Se duas semanas depois do terremoto a avenida Poupelard estava cheia de uma energia desesperada de sobrevivência, hoje emite um zumbido baixo enquanto moradores, camelôs e donos de lojas se adaptam ao ritmo vagaroso da recuperação.
Nessa rua central, o estado de emergência terminou: os cadáveres desapareceram, o cheiro de morte se dissipou, e os médicos estrangeiros que assumiram a clínica comunitária se foram. Louis Fils, 66, fabricante de caixões que produziu caixotes de madeira por preços elevados logo depois do abalo, está fazendo uma liquidação.
Mas a avenida Poupelard ainda é um quadro de destruição, salpicado de poucos sinais de progresso: alguns quiosques recém-construídos, montes de entulho retirados de prédios e crianças uniformizadas sob lonas no pátio de uma escola em ruínas.
"Algumas delas ainda estão muito tristes", disse Émile Jean Louis, cuja escola reabriu com barracas no mês passado. "Veja estas garotas deitadas sobre as mesas! Elas não dormem bem e provavelmente estão com fome. Eu gostaria de poder lhes oferecer uma refeição quente, mas, sem a ajuda do governo, estou operando com um orçamento de fé."
A avenida Poupelard oferece uma imagem do alcance da ajuda e dos serviços menos animadora do que a que se vê nos relatórios oficiais. Enfiados em acabamentos pequenos demais para atrair os grupos não governamentais que atuam em grandes acampamentos, muitos ali sentem que estão por conta própria.

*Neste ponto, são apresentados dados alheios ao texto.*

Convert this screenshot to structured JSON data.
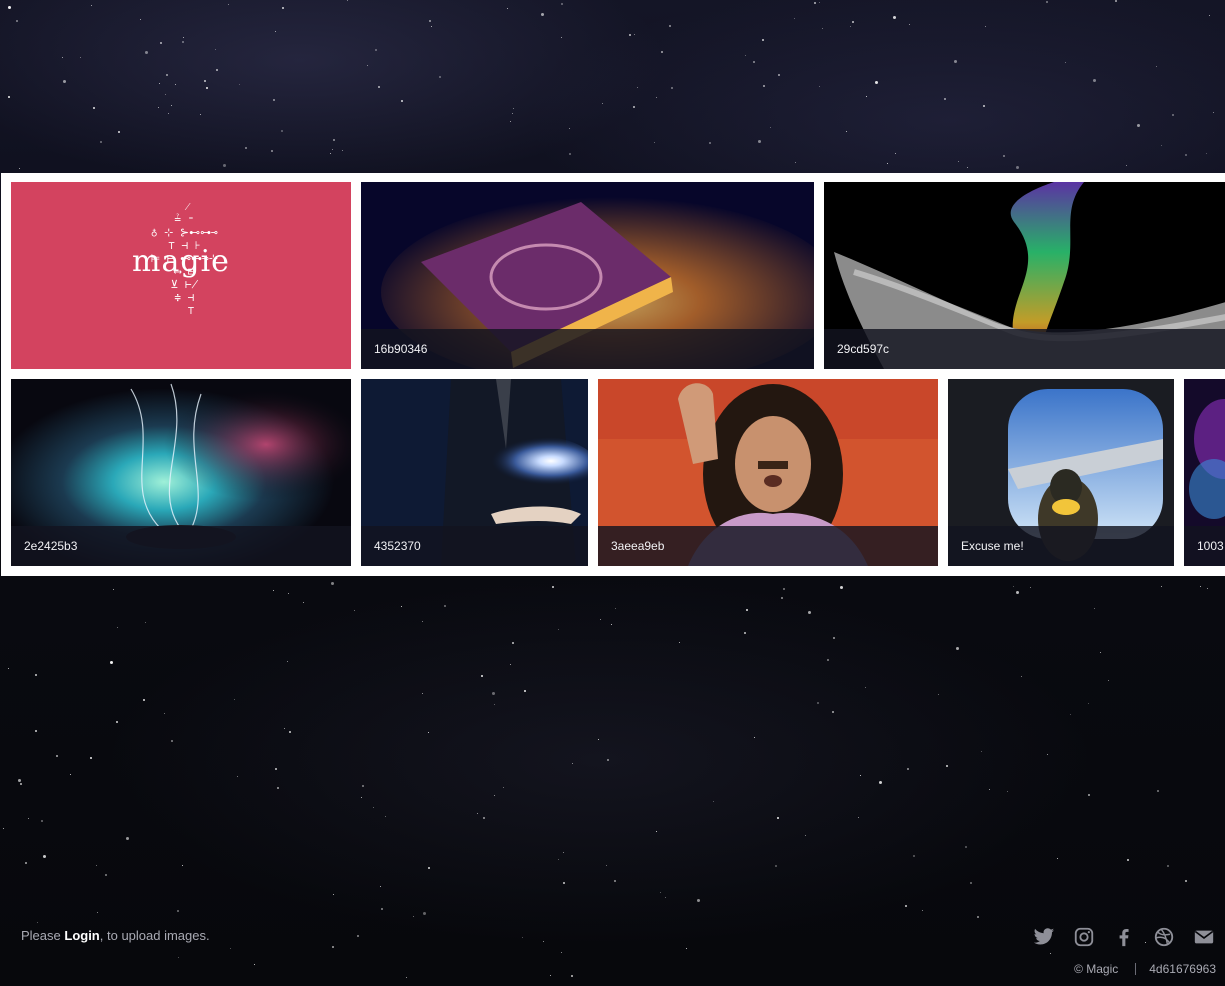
{
  "gallery": {
    "tiles": [
      {
        "name": "magic-logo",
        "caption": "",
        "logo_text": "magie"
      },
      {
        "name": "16b90346",
        "caption": "16b90346"
      },
      {
        "name": "29cd597c",
        "caption": "29cd597c"
      },
      {
        "name": "2e2425b3",
        "caption": "2e2425b3"
      },
      {
        "name": "4352370",
        "caption": "4352370"
      },
      {
        "name": "3aeea9eb",
        "caption": "3aeea9eb"
      },
      {
        "name": "excuse-me",
        "caption": "Excuse me!"
      },
      {
        "name": "1003",
        "caption": "1003"
      }
    ]
  },
  "footer": {
    "prefix": "Please ",
    "login_label": "Login",
    "suffix": ", to upload images.",
    "copyright": "© Magic",
    "build_id": "4d61676963",
    "social_icons": [
      "twitter-icon",
      "instagram-icon",
      "facebook-icon",
      "dribbble-icon",
      "mail-icon"
    ]
  },
  "colors": {
    "logo_tile_bg": "#d3435f",
    "caption_bg": "#121420",
    "gallery_bg": "#ffffff",
    "footer_text": "#a9aab3"
  }
}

A distribuição de alimentos em grande escala se reduziu, e muitas famílias subsistem com arroz comprado de vendedores ambulantes. Mas várias mulheres disseram que nunca foi fácil conseguir comida grátis, de todo modo; o homem que distribui cartões de racionamento na Poupelard pedia sexo ou dinheiro em troca.
"Aquele sujeito atirava o cartão no esgoto se você não aceitasse suas condições", disse Huguette Joseph. Indagada se sua situação havia melhorado desde logo depois do terremoto, Joseph fez uma pausa e disse: "Acho que o cheiro melhorou com a retirada dos corpos".
Ela e outros na rua ainda procuram lonas ou barracas firmes e se perguntam como garantir um lugar nos novos locais de moradia temporária, como um ao norte da cidade, em Corail Cesse Lesse, para o qual foram transferidas recentemente milhares de pessoas do acampamento de Pétionville.
"Eu gostaria de ter um daqueles lugares com banheiros", disse Joseph. "O buraco que cavamos como banheiro aqui está sujo e doentio, e agora entramos em casas destruídas para fazer as necessidades." Na garagem improvisada, seis homens trabalhavam em um único carburador quebrado. Clédor Fils Antoine, mecânico, assistia desanimado, dizendo que nenhum deles sabia como encontrar trabalho na iniciativa de recuperação do país. "O único dinheiro que podemos ganhar é retirando entulho, mas eu não consegui [esse emprego]", disse. "É difícil saber o que está acontecendo. O governo não se comunica, a não ser para nos assustar."
Fils Antoine referia-se aos comentários feitos em abril pelo presidente René Préval, que advertiu sobre a inevitabilidade de outro terremoto, talvez mais poderoso que o último. "Não sei quando, mas sabemos que vai ocorrer, e é melhor estarmos preparados", ele disse ao jornal "Le Nouvelliste".
Os comentários provocaram pânico, levando muitos haitianos que tinham acabado de voltar para casa, como Fils Antoine, a retornar às ruas.